A new artificial bee colony algorithm to solve the multiple sequence alignment problem


ÖZTÜRK C., Aslan S.

INTERNATIONAL JOURNAL OF DATA MINING AND BIOINFORMATICS, cilt.14, sa.4, ss.332-353, 2016 (SCI-Expanded) identifier identifier

  • Yayın Türü: Makale / Tam Makale
  • Cilt numarası: 14 Sayı: 4
  • Basım Tarihi: 2016
  • Doi Numarası: 10.1504/ijdmb.2016.075823
  • Dergi Adı: INTERNATIONAL JOURNAL OF DATA MINING AND BIOINFORMATICS
  • Derginin Tarandığı İndeksler: Science Citation Index Expanded (SCI-EXPANDED), Scopus
  • Sayfa Sayıları: ss.332-353
  • Anahtar Kelimeler: bioinformatics, multiple sequence alignment, swarm intelligence, artificial bee colony algorithm, GENETIC ALGORITHM, CLASSIFICATION, OPTIMIZATION, SELECTION, COFFEE
  • Erciyes Üniversitesi Adresli: Evet

Özet

Aligning three or more sequences simultaneously is one of the most challenging problems in bioinformatics. In this paper, a new Artificial Bee Colony algorithm (ABC-Aligner) is proposed to solve multiple sequence alignment. Multiple alignments obtained from ABC-Aligner are compared in terms of the SPS, COFFEE and standard SP scores with Particle Swarm Optimisation (PSO), Genetic Algorithm (GA) and basic Artificial Bee Colony (ABC) algorithm; with Sequence Alignment by Genetic Algorithm (SAGA) and CLUSTALX software packages; and with nine well-known alignment tools including CLUSTALW, CLUSTAL OMEGA, DIALIGN-TX, MAFFT, MUSCLE, POA, Probalign, Probcons and T-COFFEE, over the sequences extracted from the BAliBASE 1.0, 3D_ali and BAliBASE 3.0 benchmark datasets, respectively.
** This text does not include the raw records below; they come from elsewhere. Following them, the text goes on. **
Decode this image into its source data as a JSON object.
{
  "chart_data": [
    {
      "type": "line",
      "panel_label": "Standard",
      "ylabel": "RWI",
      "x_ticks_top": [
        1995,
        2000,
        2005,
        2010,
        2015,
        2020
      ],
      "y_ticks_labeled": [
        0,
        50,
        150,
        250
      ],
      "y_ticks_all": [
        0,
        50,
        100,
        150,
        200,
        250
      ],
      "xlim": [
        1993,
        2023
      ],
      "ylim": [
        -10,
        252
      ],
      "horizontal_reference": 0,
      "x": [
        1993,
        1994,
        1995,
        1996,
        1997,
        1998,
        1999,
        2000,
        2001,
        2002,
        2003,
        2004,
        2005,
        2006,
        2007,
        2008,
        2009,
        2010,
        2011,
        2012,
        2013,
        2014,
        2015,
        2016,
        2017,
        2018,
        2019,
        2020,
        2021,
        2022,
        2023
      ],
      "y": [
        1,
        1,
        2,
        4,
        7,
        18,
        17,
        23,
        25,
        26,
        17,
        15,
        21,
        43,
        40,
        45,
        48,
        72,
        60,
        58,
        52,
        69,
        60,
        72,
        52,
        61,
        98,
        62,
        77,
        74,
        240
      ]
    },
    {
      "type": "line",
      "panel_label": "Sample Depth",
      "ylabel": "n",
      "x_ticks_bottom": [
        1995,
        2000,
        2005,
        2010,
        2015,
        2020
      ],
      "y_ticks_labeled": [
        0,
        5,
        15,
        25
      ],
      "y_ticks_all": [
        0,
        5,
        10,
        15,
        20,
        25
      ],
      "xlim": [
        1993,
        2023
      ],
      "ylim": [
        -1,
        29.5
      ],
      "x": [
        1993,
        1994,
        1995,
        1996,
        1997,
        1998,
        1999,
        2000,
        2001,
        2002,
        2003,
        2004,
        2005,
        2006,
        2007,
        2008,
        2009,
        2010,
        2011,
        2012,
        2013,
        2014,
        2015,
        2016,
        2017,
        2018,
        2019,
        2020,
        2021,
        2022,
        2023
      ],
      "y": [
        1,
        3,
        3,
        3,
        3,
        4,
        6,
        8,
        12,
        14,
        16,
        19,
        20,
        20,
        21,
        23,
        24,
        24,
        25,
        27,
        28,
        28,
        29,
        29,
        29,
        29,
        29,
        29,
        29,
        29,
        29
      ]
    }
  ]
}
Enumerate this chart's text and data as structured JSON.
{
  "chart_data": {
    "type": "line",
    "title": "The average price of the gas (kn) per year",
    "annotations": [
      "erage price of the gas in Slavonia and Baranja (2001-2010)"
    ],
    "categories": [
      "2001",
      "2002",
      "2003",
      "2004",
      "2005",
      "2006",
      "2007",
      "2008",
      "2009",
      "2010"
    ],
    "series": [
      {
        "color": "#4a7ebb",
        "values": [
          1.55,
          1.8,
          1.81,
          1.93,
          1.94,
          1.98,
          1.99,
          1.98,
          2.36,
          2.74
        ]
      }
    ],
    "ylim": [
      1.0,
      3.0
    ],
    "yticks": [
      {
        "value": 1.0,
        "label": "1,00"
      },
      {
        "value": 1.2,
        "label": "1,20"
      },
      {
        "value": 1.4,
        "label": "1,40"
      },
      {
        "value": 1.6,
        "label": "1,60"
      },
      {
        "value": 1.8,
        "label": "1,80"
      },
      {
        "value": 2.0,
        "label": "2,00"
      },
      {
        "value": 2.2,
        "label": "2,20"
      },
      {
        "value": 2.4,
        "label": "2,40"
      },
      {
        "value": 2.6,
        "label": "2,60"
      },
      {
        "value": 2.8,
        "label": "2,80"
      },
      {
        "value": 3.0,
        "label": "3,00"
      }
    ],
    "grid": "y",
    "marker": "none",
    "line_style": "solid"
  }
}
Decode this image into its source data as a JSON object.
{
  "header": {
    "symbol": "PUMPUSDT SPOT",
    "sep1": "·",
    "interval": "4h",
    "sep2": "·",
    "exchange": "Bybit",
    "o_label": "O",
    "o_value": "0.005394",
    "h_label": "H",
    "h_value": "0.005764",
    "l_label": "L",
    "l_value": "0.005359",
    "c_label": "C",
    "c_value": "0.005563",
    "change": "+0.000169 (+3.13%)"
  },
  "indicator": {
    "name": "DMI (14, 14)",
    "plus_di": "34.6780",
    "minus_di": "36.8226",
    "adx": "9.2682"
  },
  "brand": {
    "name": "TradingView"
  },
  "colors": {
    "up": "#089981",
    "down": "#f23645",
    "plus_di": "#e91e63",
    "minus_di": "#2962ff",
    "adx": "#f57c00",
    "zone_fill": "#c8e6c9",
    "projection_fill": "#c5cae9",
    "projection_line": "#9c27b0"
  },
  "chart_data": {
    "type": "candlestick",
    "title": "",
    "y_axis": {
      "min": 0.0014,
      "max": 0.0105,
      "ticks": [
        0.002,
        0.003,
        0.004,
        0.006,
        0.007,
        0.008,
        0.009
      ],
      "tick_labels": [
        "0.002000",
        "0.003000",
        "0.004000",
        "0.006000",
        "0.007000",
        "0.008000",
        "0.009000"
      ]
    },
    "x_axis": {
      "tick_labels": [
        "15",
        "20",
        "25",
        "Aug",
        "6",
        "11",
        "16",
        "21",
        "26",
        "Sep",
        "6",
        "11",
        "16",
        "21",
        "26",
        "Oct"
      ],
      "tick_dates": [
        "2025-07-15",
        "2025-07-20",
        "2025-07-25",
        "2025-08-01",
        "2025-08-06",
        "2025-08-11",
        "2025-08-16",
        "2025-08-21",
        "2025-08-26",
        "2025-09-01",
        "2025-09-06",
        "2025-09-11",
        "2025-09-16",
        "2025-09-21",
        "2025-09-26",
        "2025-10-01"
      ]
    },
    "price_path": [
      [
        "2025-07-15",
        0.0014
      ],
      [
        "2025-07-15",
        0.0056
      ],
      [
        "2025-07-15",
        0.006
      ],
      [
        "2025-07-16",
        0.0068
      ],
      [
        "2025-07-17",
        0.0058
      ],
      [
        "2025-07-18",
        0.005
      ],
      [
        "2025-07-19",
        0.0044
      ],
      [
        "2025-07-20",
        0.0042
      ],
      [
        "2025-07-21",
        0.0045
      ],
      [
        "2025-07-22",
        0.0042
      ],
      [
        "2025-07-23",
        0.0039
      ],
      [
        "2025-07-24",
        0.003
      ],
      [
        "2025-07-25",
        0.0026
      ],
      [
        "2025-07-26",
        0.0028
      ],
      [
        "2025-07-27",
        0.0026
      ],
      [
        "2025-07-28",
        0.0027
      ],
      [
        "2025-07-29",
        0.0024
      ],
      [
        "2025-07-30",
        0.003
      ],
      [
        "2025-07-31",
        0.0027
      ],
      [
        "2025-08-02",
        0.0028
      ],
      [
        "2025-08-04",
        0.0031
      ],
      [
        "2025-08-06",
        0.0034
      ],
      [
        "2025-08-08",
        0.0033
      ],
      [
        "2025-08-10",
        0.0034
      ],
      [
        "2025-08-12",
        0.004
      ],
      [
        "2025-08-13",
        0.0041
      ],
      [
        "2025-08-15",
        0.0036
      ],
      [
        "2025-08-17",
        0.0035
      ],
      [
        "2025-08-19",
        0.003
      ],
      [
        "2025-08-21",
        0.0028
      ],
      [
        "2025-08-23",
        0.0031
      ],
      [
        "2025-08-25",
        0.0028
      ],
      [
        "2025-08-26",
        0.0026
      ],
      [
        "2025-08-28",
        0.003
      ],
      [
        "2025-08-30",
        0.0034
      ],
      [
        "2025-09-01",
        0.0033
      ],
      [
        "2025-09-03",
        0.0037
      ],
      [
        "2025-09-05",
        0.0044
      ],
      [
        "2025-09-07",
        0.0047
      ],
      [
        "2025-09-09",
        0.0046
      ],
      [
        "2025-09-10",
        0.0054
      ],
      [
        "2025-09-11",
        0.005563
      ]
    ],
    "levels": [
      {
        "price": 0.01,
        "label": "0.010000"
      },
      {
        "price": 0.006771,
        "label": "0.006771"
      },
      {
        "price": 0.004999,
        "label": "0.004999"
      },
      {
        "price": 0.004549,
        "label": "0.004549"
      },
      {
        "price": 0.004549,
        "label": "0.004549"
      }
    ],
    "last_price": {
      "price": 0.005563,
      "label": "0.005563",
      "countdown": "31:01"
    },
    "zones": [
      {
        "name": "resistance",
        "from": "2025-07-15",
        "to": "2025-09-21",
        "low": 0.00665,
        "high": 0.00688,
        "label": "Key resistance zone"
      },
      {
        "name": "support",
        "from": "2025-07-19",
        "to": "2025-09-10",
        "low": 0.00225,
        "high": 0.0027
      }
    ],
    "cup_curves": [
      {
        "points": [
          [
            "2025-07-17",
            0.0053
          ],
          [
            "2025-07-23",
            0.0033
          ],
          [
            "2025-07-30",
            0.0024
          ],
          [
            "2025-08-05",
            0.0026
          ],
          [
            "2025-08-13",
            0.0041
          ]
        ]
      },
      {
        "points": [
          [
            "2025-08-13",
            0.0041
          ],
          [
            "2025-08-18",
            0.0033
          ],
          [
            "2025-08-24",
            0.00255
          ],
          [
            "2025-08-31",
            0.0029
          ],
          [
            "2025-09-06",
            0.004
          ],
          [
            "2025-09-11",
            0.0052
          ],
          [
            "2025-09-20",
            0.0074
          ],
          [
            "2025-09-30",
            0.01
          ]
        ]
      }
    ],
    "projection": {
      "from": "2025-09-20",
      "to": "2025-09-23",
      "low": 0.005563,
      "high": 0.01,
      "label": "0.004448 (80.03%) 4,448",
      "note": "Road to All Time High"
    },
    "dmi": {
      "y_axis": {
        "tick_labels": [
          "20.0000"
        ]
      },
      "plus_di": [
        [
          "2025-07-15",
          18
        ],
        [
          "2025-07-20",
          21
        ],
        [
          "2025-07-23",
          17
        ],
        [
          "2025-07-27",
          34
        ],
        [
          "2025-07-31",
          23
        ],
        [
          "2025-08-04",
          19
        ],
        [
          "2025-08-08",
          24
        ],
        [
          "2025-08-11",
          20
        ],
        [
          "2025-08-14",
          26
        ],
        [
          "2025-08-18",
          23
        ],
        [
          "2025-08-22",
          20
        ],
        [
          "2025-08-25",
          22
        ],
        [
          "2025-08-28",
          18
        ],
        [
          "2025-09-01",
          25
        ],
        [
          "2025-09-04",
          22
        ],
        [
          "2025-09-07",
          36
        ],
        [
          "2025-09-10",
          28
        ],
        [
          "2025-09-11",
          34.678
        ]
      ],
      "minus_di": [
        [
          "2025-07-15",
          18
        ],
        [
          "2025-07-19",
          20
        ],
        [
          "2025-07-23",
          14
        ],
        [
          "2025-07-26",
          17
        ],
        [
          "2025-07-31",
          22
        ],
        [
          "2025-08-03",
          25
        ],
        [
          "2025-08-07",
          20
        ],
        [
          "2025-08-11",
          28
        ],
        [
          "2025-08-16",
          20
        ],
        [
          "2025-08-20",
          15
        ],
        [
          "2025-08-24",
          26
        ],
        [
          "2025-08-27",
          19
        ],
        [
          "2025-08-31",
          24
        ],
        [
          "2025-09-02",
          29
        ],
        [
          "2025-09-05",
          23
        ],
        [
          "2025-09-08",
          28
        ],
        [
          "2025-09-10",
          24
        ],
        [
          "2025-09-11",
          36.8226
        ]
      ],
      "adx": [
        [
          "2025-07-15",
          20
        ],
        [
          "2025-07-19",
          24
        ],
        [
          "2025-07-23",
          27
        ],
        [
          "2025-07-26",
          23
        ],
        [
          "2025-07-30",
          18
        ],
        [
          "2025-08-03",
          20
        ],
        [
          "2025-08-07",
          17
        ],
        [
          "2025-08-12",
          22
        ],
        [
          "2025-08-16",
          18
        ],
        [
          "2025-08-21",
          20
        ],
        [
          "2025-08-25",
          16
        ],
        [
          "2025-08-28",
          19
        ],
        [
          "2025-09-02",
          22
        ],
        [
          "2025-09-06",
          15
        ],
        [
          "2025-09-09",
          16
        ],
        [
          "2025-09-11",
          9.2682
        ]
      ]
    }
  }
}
From the simulation results, it is concluded that proposed ABC-Aligner algorithm outperforms the other population-based meta-heuristics and obtains very close or better scores than software packages used in the experiments without requiring any a priori information or applying complex procedures.